The G-Speed Shuttle’s design, to this reviewer at least, looks like a miniature “jerrycan”. It’s been designed to be carried and although it weighs in at a fairly hefty 7.4Kg, the broad carrying handle has been well thought out to make lugging it around as easy as possible.
The front of the unit is dominated by the drive bay door which hinges down to access the drives. At first glance it looks like the door has a simple sliding lock, but it’s a bit more intelligent than that. Once the lock is enabled you can’t move the latch.

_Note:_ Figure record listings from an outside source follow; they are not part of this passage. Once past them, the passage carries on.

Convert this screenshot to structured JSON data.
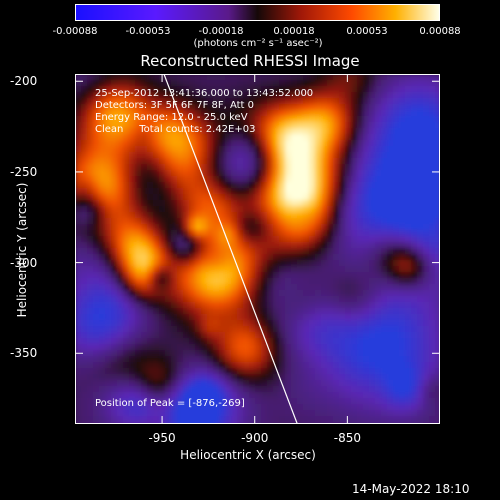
{
  "chart_data": {
    "type": "heatmap",
    "title": "Reconstructed RHESSI Image",
    "xlabel": "Heliocentric X (arcsec)",
    "ylabel": "Heliocentric Y (arcsec)",
    "xlim": [
      -997,
      -800
    ],
    "ylim": [
      -389,
      -196
    ],
    "xticks": [
      {
        "value": -950,
        "label": "-950"
      },
      {
        "value": -900,
        "label": "-900"
      },
      {
        "value": -850,
        "label": "-850"
      }
    ],
    "yticks": [
      {
        "value": -200,
        "label": "-200"
      },
      {
        "value": -250,
        "label": "-250"
      },
      {
        "value": -300,
        "label": "-300"
      },
      {
        "value": -350,
        "label": "-350"
      }
    ],
    "colorbar": {
      "label": "(photons cm⁻² s⁻¹ asec⁻²)",
      "range": [
        -0.00088,
        0.00088
      ],
      "ticks": [
        "-0.00088",
        "-0.00053",
        "-0.00018",
        "0.00018",
        "0.00053",
        "0.00088"
      ]
    },
    "limb_line": [
      [
        -949,
        -196
      ],
      [
        -877,
        -389
      ]
    ],
    "info_lines": [
      "25-Sep-2012 13:41:36.000 to 13:43:52.000",
      "Detectors: 3F 5F 6F 7F 8F, Att 0",
      "Energy Range: 12.0 - 25.0 keV",
      "Clean     Total counts: 2.42E+03"
    ],
    "peak_label": "Position of Peak = [-876,-269]",
    "peak": [
      -876,
      -269
    ]
  },
  "footer": {
    "date": "14-May-2022 18:10"
  }
}
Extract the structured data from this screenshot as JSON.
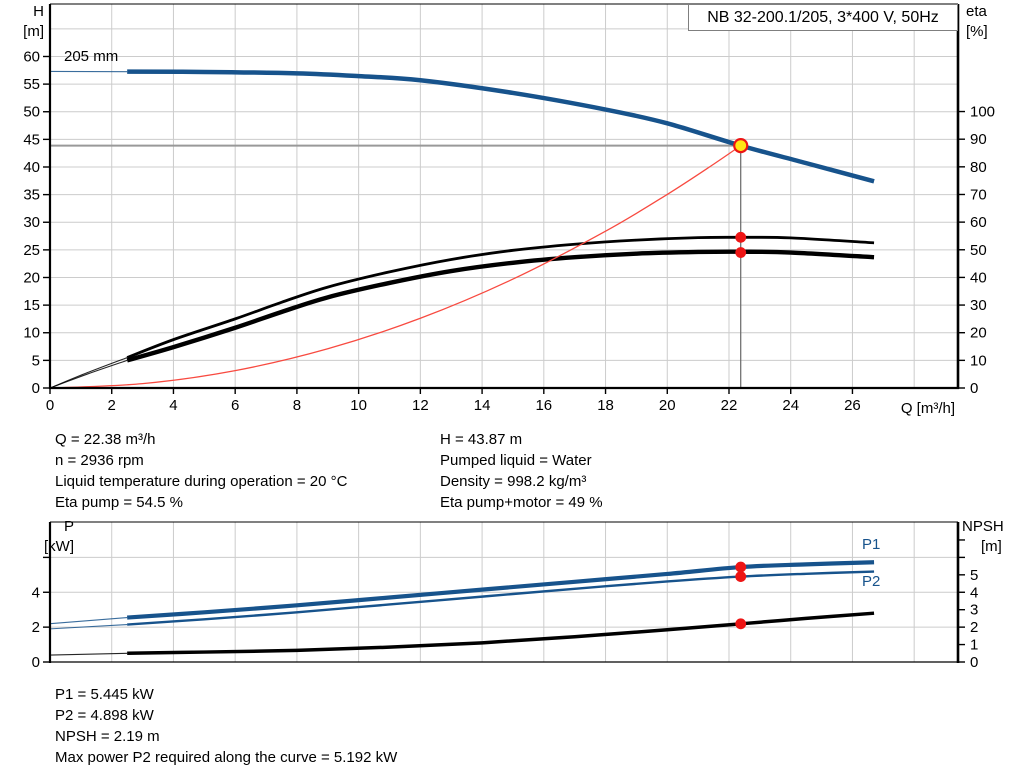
{
  "title_box": {
    "text": "NB 32-200.1/205, 3*400 V, 50Hz"
  },
  "labels": {
    "h_axis": "H",
    "h_unit": "[m]",
    "eta_axis": "eta",
    "eta_unit": "[%]",
    "q_axis": "Q [m³/h]",
    "p_axis": "P",
    "p_unit": "[kW]",
    "npsh_axis": "NPSH",
    "npsh_unit": "[m]",
    "impeller": "205 mm",
    "p1_curve": "P1",
    "p2_curve": "P2"
  },
  "colors": {
    "curve_blue": "#17538c",
    "curve_black": "#000000",
    "system_red": "#f84a40",
    "marker_red": "#ed1515",
    "duty_yellow": "#ffe616",
    "grid": "#cccccc",
    "duty_gray": "#999999",
    "duty_dark": "#666666",
    "axis": "#000000"
  },
  "info_top": {
    "left": [
      "Q = 22.38 m³/h",
      "n = 2936 rpm",
      "Liquid temperature during operation = 20 °C",
      "Eta pump = 54.5 %"
    ],
    "right": [
      "H = 43.87 m",
      "Pumped liquid = Water",
      "Density = 998.2 kg/m³",
      "Eta pump+motor = 49 %"
    ]
  },
  "info_bottom": [
    "P1 = 5.445 kW",
    "P2 = 4.898 kW",
    "NPSH = 2.19 m",
    "Max power P2 required along the curve = 5.192 kW"
  ],
  "chart_data": [
    {
      "type": "line",
      "title": "NB 32-200.1/205, 3*400 V, 50Hz",
      "xlabel": "Q [m³/h]",
      "ylabel_left": "H [m]",
      "ylabel_right": "eta [%]",
      "xlim": [
        0,
        29.42
      ],
      "ylim_left": [
        0,
        69.5
      ],
      "ylim_right": [
        0,
        138.9
      ],
      "grid": true,
      "legend_position": "none",
      "xticks": [
        [
          0,
          "0"
        ],
        [
          2,
          "2"
        ],
        [
          4,
          "4"
        ],
        [
          6,
          "6"
        ],
        [
          8,
          "8"
        ],
        [
          10,
          "10"
        ],
        [
          12,
          "12"
        ],
        [
          14,
          "14"
        ],
        [
          16,
          "16"
        ],
        [
          18,
          "18"
        ],
        [
          20,
          "20"
        ],
        [
          22,
          "22"
        ],
        [
          24,
          "24"
        ],
        [
          26,
          "26"
        ]
      ],
      "yticks_left": [
        [
          0,
          "0"
        ],
        [
          5,
          "5"
        ],
        [
          10,
          "10"
        ],
        [
          15,
          "15"
        ],
        [
          20,
          "20"
        ],
        [
          25,
          "25"
        ],
        [
          30,
          "30"
        ],
        [
          35,
          "35"
        ],
        [
          40,
          "40"
        ],
        [
          45,
          "45"
        ],
        [
          50,
          "50"
        ],
        [
          55,
          "55"
        ],
        [
          60,
          "60"
        ]
      ],
      "yticks_right": [
        [
          0,
          "0"
        ],
        [
          10,
          "10"
        ],
        [
          20,
          "20"
        ],
        [
          30,
          "30"
        ],
        [
          40,
          "40"
        ],
        [
          50,
          "50"
        ],
        [
          60,
          "60"
        ],
        [
          70,
          "70"
        ],
        [
          80,
          "80"
        ],
        [
          90,
          "90"
        ],
        [
          100,
          "100"
        ]
      ],
      "grid_x": [
        2,
        4,
        6,
        8,
        10,
        12,
        14,
        16,
        18,
        20,
        22,
        24,
        26,
        28
      ],
      "grid_y": [
        5,
        10,
        15,
        20,
        25,
        30,
        35,
        40,
        45,
        50,
        55,
        60,
        65
      ],
      "series": [
        {
          "name": "head-curve-205mm",
          "axis": "left",
          "color": "curve_blue",
          "width": 4.5,
          "thin_to": 2.5,
          "points": [
            [
              0,
              57.3
            ],
            [
              2.5,
              57.25
            ],
            [
              5,
              57.2
            ],
            [
              8,
              56.95
            ],
            [
              10,
              56.45
            ],
            [
              12,
              55.7
            ],
            [
              15,
              53.4
            ],
            [
              18,
              50.4
            ],
            [
              20,
              47.9
            ],
            [
              22.38,
              43.87
            ],
            [
              24.5,
              40.7
            ],
            [
              26.7,
              37.4
            ]
          ]
        },
        {
          "name": "eta-pump",
          "axis": "right",
          "color": "curve_black",
          "width": 2.8,
          "thin_to": 2.5,
          "points": [
            [
              0,
              0
            ],
            [
              1.2,
              5.5
            ],
            [
              2.5,
              11
            ],
            [
              4,
              17.5
            ],
            [
              6,
              25
            ],
            [
              7.5,
              31
            ],
            [
              9,
              36.5
            ],
            [
              11,
              42
            ],
            [
              13,
              46.5
            ],
            [
              15,
              49.8
            ],
            [
              17,
              52
            ],
            [
              19,
              53.5
            ],
            [
              21,
              54.4
            ],
            [
              22.38,
              54.5
            ],
            [
              24,
              54.3
            ],
            [
              26.7,
              52.5
            ]
          ]
        },
        {
          "name": "eta-pump-motor",
          "axis": "right",
          "color": "curve_black",
          "width": 4.4,
          "thin_to": 2.5,
          "points": [
            [
              0,
              0
            ],
            [
              1.2,
              5
            ],
            [
              2.5,
              10
            ],
            [
              4,
              14.8
            ],
            [
              6,
              21.8
            ],
            [
              7.5,
              27.5
            ],
            [
              9,
              32.8
            ],
            [
              11,
              38
            ],
            [
              13,
              42.3
            ],
            [
              15,
              45.3
            ],
            [
              17,
              47.3
            ],
            [
              19,
              48.6
            ],
            [
              21,
              49.2
            ],
            [
              22.38,
              49.3
            ],
            [
              24,
              49
            ],
            [
              26.7,
              47.3
            ]
          ]
        },
        {
          "name": "system-curve",
          "axis": "left",
          "color": "system_red",
          "width": 1.3,
          "thin_to": 0,
          "points": [
            [
              0,
              0
            ],
            [
              3,
              0.79
            ],
            [
              6,
              3.15
            ],
            [
              9,
              7.1
            ],
            [
              12,
              12.62
            ],
            [
              15,
              19.71
            ],
            [
              18,
              28.38
            ],
            [
              20,
              35.04
            ],
            [
              21.5,
              40.5
            ],
            [
              22.38,
              43.87
            ]
          ]
        }
      ],
      "duty_lines": [
        {
          "type": "h",
          "v": 43.87,
          "to_x": 22.38
        },
        {
          "type": "v",
          "x": 22.38,
          "from_v": 43.87
        }
      ],
      "markers": [
        {
          "x": 22.38,
          "y": 43.87,
          "axis": "left",
          "style": "duty"
        },
        {
          "x": 22.38,
          "y": 54.5,
          "axis": "right",
          "style": "red"
        },
        {
          "x": 22.38,
          "y": 49,
          "axis": "right",
          "style": "red"
        }
      ],
      "duty_point": {
        "Q": 22.38,
        "H": 43.87,
        "eta_pump": 54.5,
        "eta_pump_motor": 49,
        "impeller": "205 mm"
      }
    },
    {
      "type": "line",
      "title": "",
      "xlabel": "",
      "ylabel_left": "P [kW]",
      "ylabel_right": "NPSH [m]",
      "xlim": [
        0,
        29.42
      ],
      "ylim_left": [
        0,
        8.03
      ],
      "ylim_right": [
        0,
        8.03
      ],
      "grid": true,
      "legend_position": "inline-right",
      "xticks": [],
      "yticks_left": [
        [
          0,
          "0"
        ],
        [
          2,
          "2"
        ],
        [
          4,
          "4"
        ],
        [
          6,
          ""
        ]
      ],
      "yticks_right": [
        [
          0,
          "0"
        ],
        [
          1,
          "1"
        ],
        [
          2,
          "2"
        ],
        [
          3,
          "3"
        ],
        [
          4,
          "4"
        ],
        [
          5,
          "5"
        ],
        [
          6,
          ""
        ],
        [
          7,
          ""
        ]
      ],
      "grid_x": [
        2,
        4,
        6,
        8,
        10,
        12,
        14,
        16,
        18,
        20,
        22,
        24,
        26,
        28
      ],
      "grid_y": [
        2,
        4,
        6
      ],
      "series": [
        {
          "name": "P1",
          "axis": "left",
          "color": "curve_blue",
          "width": 4.2,
          "thin_to": 2.5,
          "points": [
            [
              0,
              2.2
            ],
            [
              2.5,
              2.55
            ],
            [
              5,
              2.85
            ],
            [
              8,
              3.25
            ],
            [
              11,
              3.7
            ],
            [
              14,
              4.15
            ],
            [
              17,
              4.6
            ],
            [
              20,
              5.05
            ],
            [
              22.38,
              5.445
            ],
            [
              24.5,
              5.6
            ],
            [
              26.7,
              5.72
            ]
          ]
        },
        {
          "name": "P2",
          "axis": "left",
          "color": "curve_blue",
          "width": 2.4,
          "thin_to": 2.5,
          "points": [
            [
              0,
              1.9
            ],
            [
              2.5,
              2.15
            ],
            [
              5,
              2.45
            ],
            [
              8,
              2.85
            ],
            [
              11,
              3.3
            ],
            [
              14,
              3.75
            ],
            [
              17,
              4.2
            ],
            [
              20,
              4.62
            ],
            [
              22.38,
              4.898
            ],
            [
              24.5,
              5.06
            ],
            [
              26.7,
              5.19
            ]
          ]
        },
        {
          "name": "NPSH",
          "axis": "right",
          "color": "curve_black",
          "width": 3.5,
          "thin_to": 2.5,
          "points": [
            [
              0,
              0.4
            ],
            [
              2.5,
              0.5
            ],
            [
              5,
              0.57
            ],
            [
              8,
              0.67
            ],
            [
              11,
              0.85
            ],
            [
              14,
              1.1
            ],
            [
              17,
              1.45
            ],
            [
              20,
              1.85
            ],
            [
              22.38,
              2.19
            ],
            [
              24.5,
              2.5
            ],
            [
              26.7,
              2.8
            ]
          ]
        }
      ],
      "duty_lines": [],
      "markers": [
        {
          "x": 22.38,
          "y": 5.445,
          "axis": "left",
          "style": "red"
        },
        {
          "x": 22.38,
          "y": 4.898,
          "axis": "left",
          "style": "red"
        },
        {
          "x": 22.38,
          "y": 2.19,
          "axis": "right",
          "style": "red"
        }
      ],
      "duty_point": {
        "Q": 22.38,
        "P1": 5.445,
        "P2": 4.898,
        "NPSH": 2.19,
        "max_P2_along_curve": 5.192
      }
    }
  ]
}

Instead you have to use something like a paper-clip pressed into the marked hole in the door under the lock to free the latch – a simple but effective way of added security while the drive is being transported around. Under the door is a drive activity LED.
The rear of the G-Speed Shuttle is dominated by the grill for the 120mm fan (YS Tech FD129225HL-N) cooling fan. Under this and in a recessed panel sit the power button, which is a bit awkward to get at to say the least, the two Thunderbolt 3 ports, a speaker mute button and the power socket.
The four vertically mounted drive bays are found behind the door in the front panel. The drive trays themselves are locked in position via a simple button and lever mechanism. Unfortunately the drive trays are not a tool-less design, but as this is a box designed to be carried around that makes sense as it does provide extra security to stop any drive movement while in transit. Each of the trays has a drive indicator LED built into it. Also you need to bear in mind that the drives are not hot-swappable.
The G-Speed Shuttle 16TB comes with four 4TB HGST Ultrastar 7K6000 enterprise class drives pre-installed. The Ultrastar 7K6000 uses five 800GB platters (discs), each with a maximum areal density of 446 Gbits/sq. in to reach its 4TB capacity.
It has a spin speed of 7,200rpm, 64MB cache and a 4.6ms latency figure. Official access times for the drive are 7.6ms for reads and 8.0ms for writes.